One moment that stands out was in the trauma recovery unit, where I was managing a patient who had undergone emergency abdominal surgery. The attending team had prescribed an analgesic and a routine antibiotic, both of which looked fine on paper. But because I could simultaneously interpret the patient’s liver function results and understand the pharmacokinetic profiles of both drugs, I identified a metabolic interaction that could have resulted in acute hepatotoxicity. I escalated it quickly, and the regimen was adjusted. That intervention prevented what could have become a life-threatening post-operative complication. This is exactly where interdisciplinary thinking saves lives. Most errors don’t come from ignorance, they come from fragmentation. My job is to connect the dots in real time.
Let’s bring it back home. What are your goals for the Nigerian healthcare system?
Nigeria needs a new healthcare delivery model—an integrated, interdisciplinary model that dismantles the silos. I’ve seen firsthand how nurses, pharmacists, and physicians working collaboratively not hierarchically, can reduce errors, improve efficiency, and enhance outcomes. I’m currently developing a pilot framework for implementation in Nigerian teaching hospitals. The goal is to create a rotational training module where pharmacy and nursing interns conduct joint ward rounds, co-lead case reviews, and share responsibility for treatment execution. This model doesn’t require massive capital investment. It just requires rethinking workflow, redefining accountability, and retraining expectations. I believe it can reduce preventable drug complications, cut down on redundant prescriptions, and most importantly—save lives.

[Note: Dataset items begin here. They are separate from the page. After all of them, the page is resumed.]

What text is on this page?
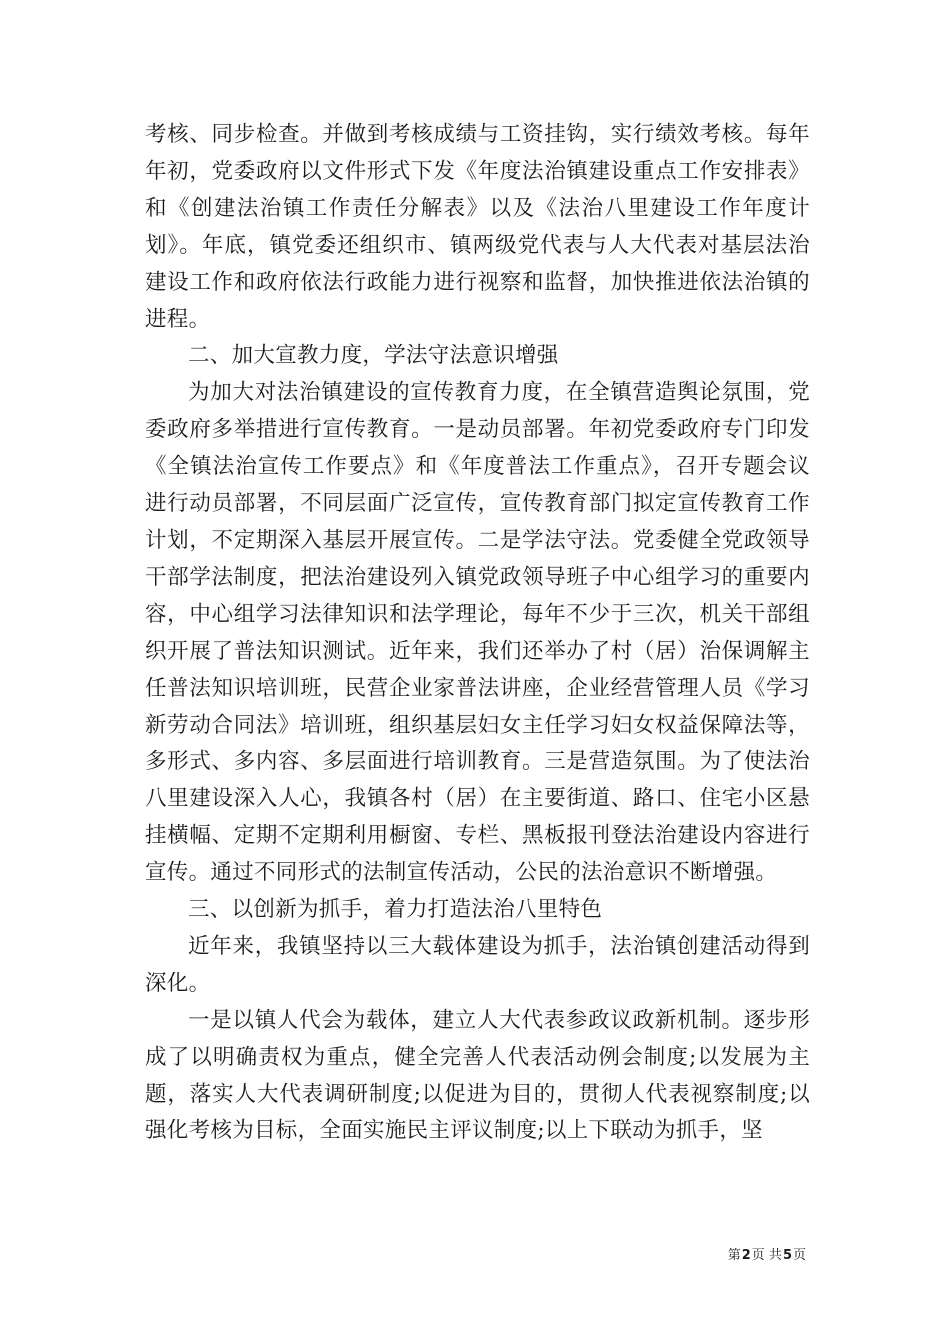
考核、同步检查。并做到考核成绩与工资挂钩，实行绩效考核。每年年初，党委政府以文件形式下发《年度法治镇建设重点工作安排表》和《创建法治镇工作责任分解表》以及《法治八里建设工作年度计划》。年底，镇党委还组织市、镇两级党代表与人大代表对基层法治建设工作和政府依法行政能力进行视察和监督，加快推进依法治镇的进程。

二、加大宣教力度，学法守法意识增强

为加大对法治镇建设的宣传教育力度，在全镇营造舆论氛围，党委政府多举措进行宣传教育。一是动员部署。年初党委政府专门印发《全镇法治宣传工作要点》和《年度普法工作重点》，召开专题会议进行动员部署，不同层面广泛宣传，宣传教育部门拟定宣传教育工作计划，不定期深入基层开展宣传。二是学法守法。党委健全党政领导干部学法制度，把法治建设列入镇党政领导班子中心组学习的重要内容，中心组学习法律知识和法学理论，每年不少于三次，机关干部组织开展了普法知识测试。近年来，我们还举办了村（居）治保调解主任普法知识培训班，民营企业家普法讲座，企业经营管理人员《学习新劳动合同法》培训班，组织基层妇女主任学习妇女权益保障法等，多形式、多内容、多层面进行培训教育。三是营造氛围。为了使法治八里建设深入人心，我镇各村（居）在主要街道、路口、住宅小区悬挂横幅、定期不定期利用橱窗、专栏、黑板报刊登法治建设内容进行宣传。通过不同形式的法制宣传活动，公民的法治意识不断增强。

三、以创新为抓手，着力打造法治八里特色

近年来，我镇坚持以三大载体建设为抓手，法治镇创建活动得到深化。

一是以镇人代会为载体，建立人大代表参政议政新机制。逐步形成了以明确责权为重点，健全完善人代表活动例会制度;以发展为主题，落实人大代表调研制度;以促进为目的，贯彻人代表视察制度;以强化考核为目标，全面实施民主评议制度;以上下联动为抓手，坚

第2页 共5页
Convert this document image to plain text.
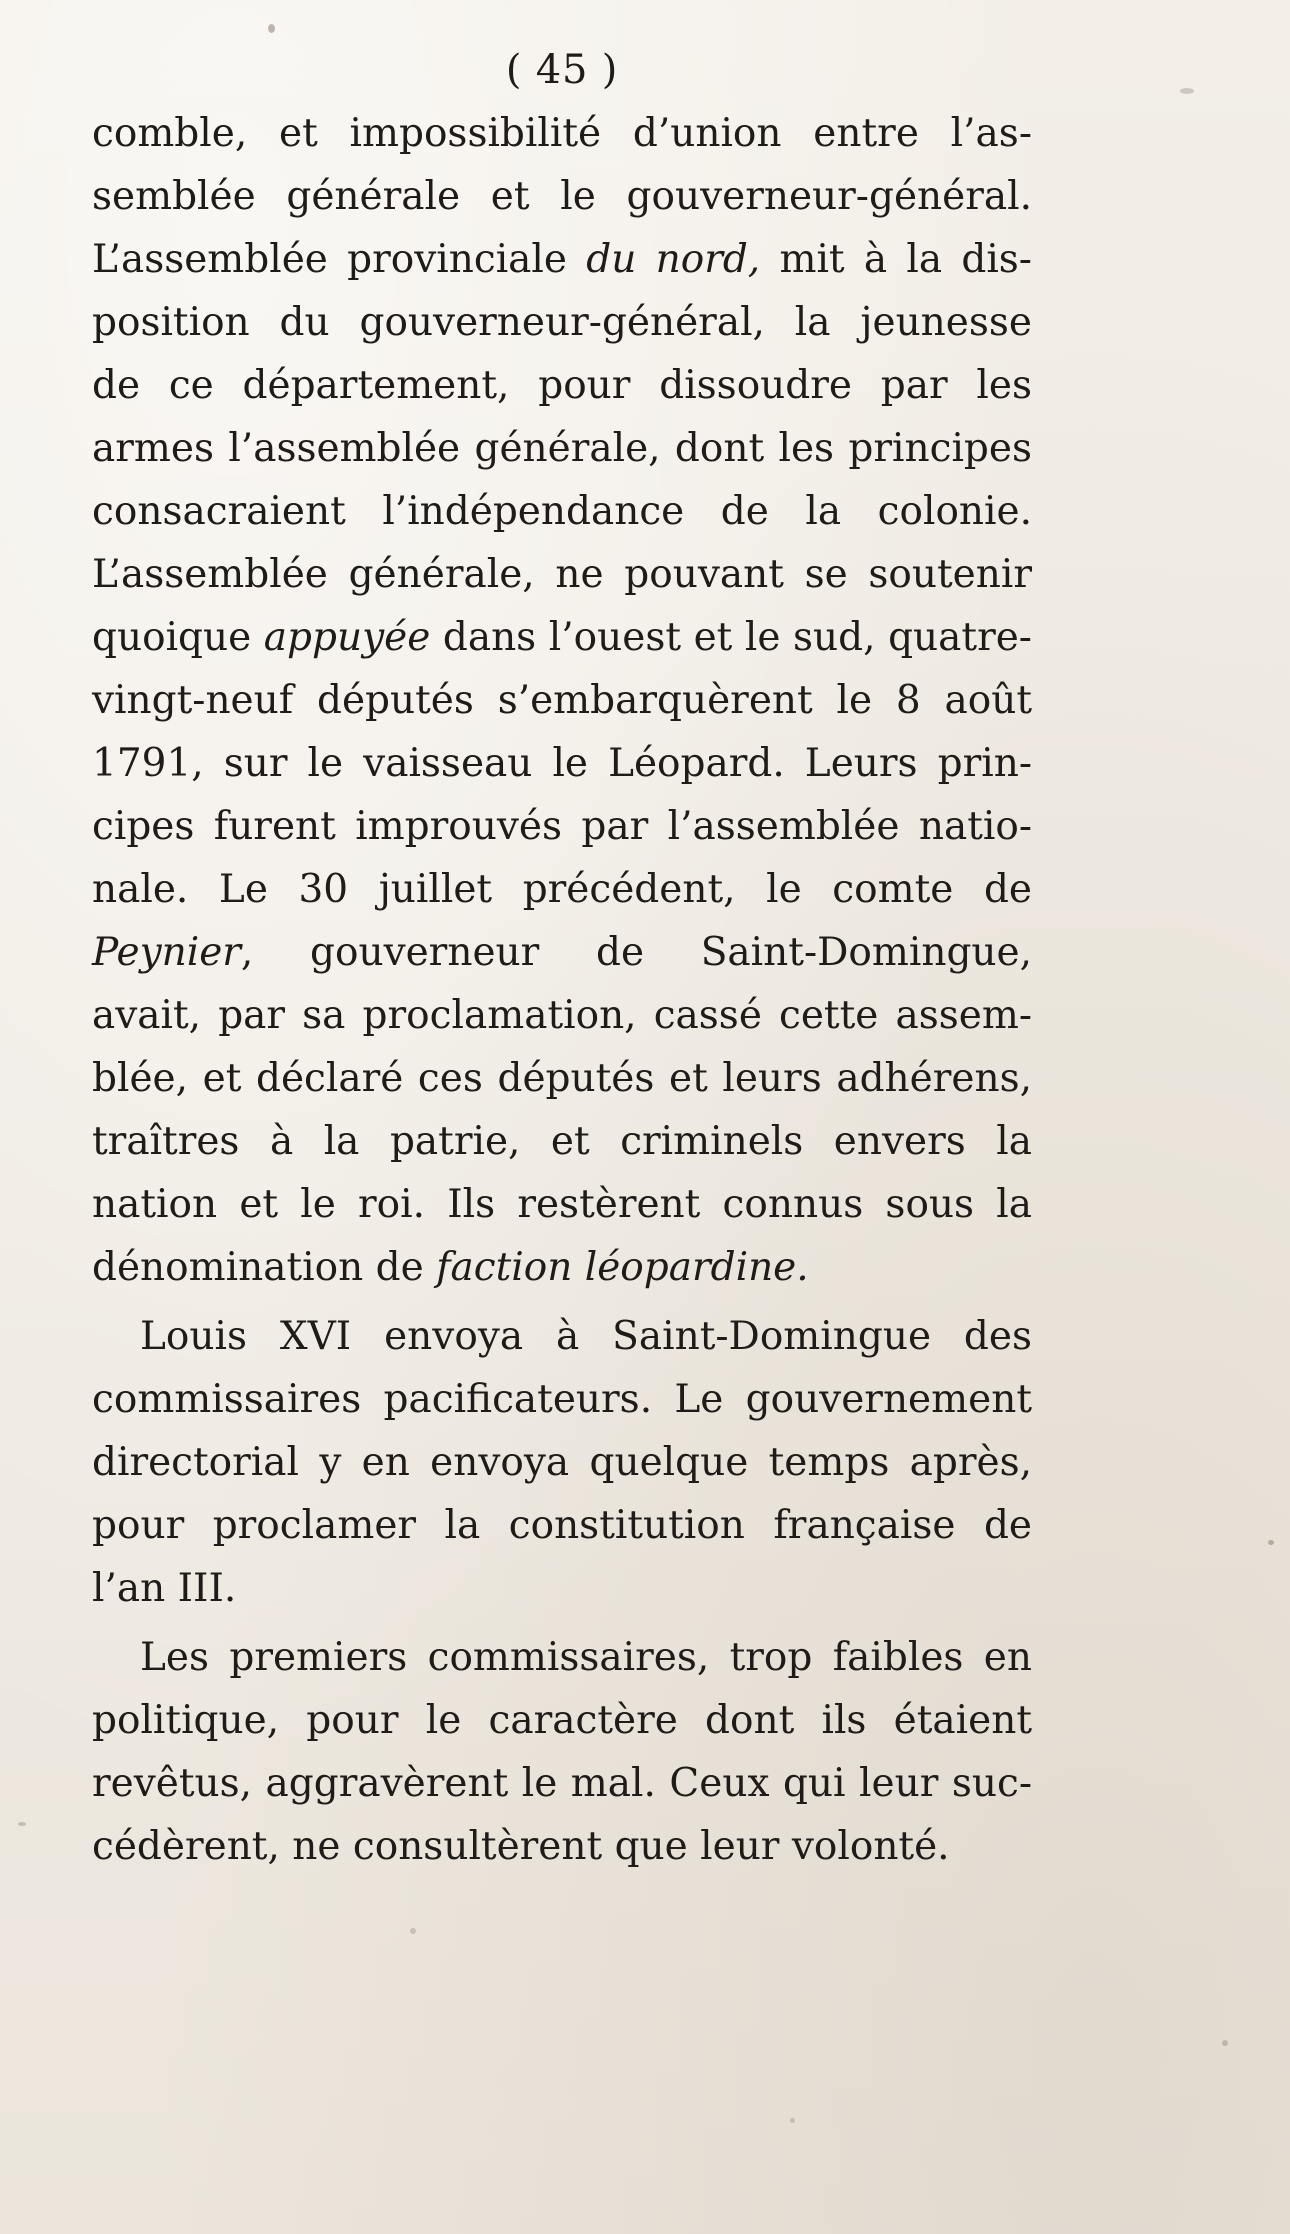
( 45 )

comble, et impossibilité d’union entre l’as-
semblée générale et le gouverneur-général.
L’assemblée provinciale du nord, mit à la dis-
position du gouverneur-général, la jeunesse
de ce département, pour dissoudre par les
armes l’assemblée générale, dont les principes
consacraient l’indépendance de la colonie.
L’assemblée générale, ne pouvant se soutenir
quoique appuyée dans l’ouest et le sud, quatre-
vingt-neuf députés s’embarquèrent le 8 août
1791, sur le vaisseau le Léopard. Leurs prin-
cipes furent improuvés par l’assemblée natio-
nale. Le 30 juillet précédent, le comte de
Peynier, gouverneur de Saint-Domingue,
avait, par sa proclamation, cassé cette assem-
blée, et déclaré ces députés et leurs adhérens,
traîtres à la patrie, et criminels envers la
nation et le roi. Ils restèrent connus sous la
dénomination de faction léopardine.

Louis XVI envoya à Saint-Domingue des
commissaires pacificateurs. Le gouvernement
directorial y en envoya quelque temps après,
pour proclamer la constitution française de
l’an III.

Les premiers commissaires, trop faibles en
politique, pour le caractère dont ils étaient
revêtus, aggravèrent le mal. Ceux qui leur suc-
cédèrent, ne consultèrent que leur volonté.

Have you already begun work on this initiative? Yes. I’ve begun drafting the framework and held early-stage consultations with colleagues in academic medicine and clinical administration in Nigeria. The idea is to develop context-specific tools—checklists, communication templates, and reporting dashboards—that fit our unique operating realities. Nigeria has brilliant clinicians. What we lack is coordination and structure at the bedside. My goal is to bring proven models, adapt them to our context, and create a measurable improvement in medication safety, interdisciplinary trust, and patient engagement.
What advice would you offer to young Nigerian clinicians who want to follow a path similar to yours?
First, don’t accept dysfunction as normal. If you see gaps in the system, don’t wait for permission to fix them. Step up. Also, don’t let yourself be boxed into one discipline. The best innovations often come from the intersection of fields. Pharmacy and nursing may seem separate, but when they combine, they can radically transform patient care. Finally, be driven not just by ambition, but by service. Clinical excellence is not about personal titles—it’s about preventing harm, preserving dignity, and doing right by patients every single day.
What would you say to Nigerian health policymakers reading this? I would say this: systemic change is possible without systemic collapse. You don’t have to overhaul the entire system to make an impact. Start by enabling collaboration. Incentivize interprofessional learning. Invest in protocol standardization. And listen to clinicians—especially those on the ground. We are not short of solutions in Nigeria. We are short of structure, support, and strategic implementation. I’m ready to work with anyone committed to making that change real.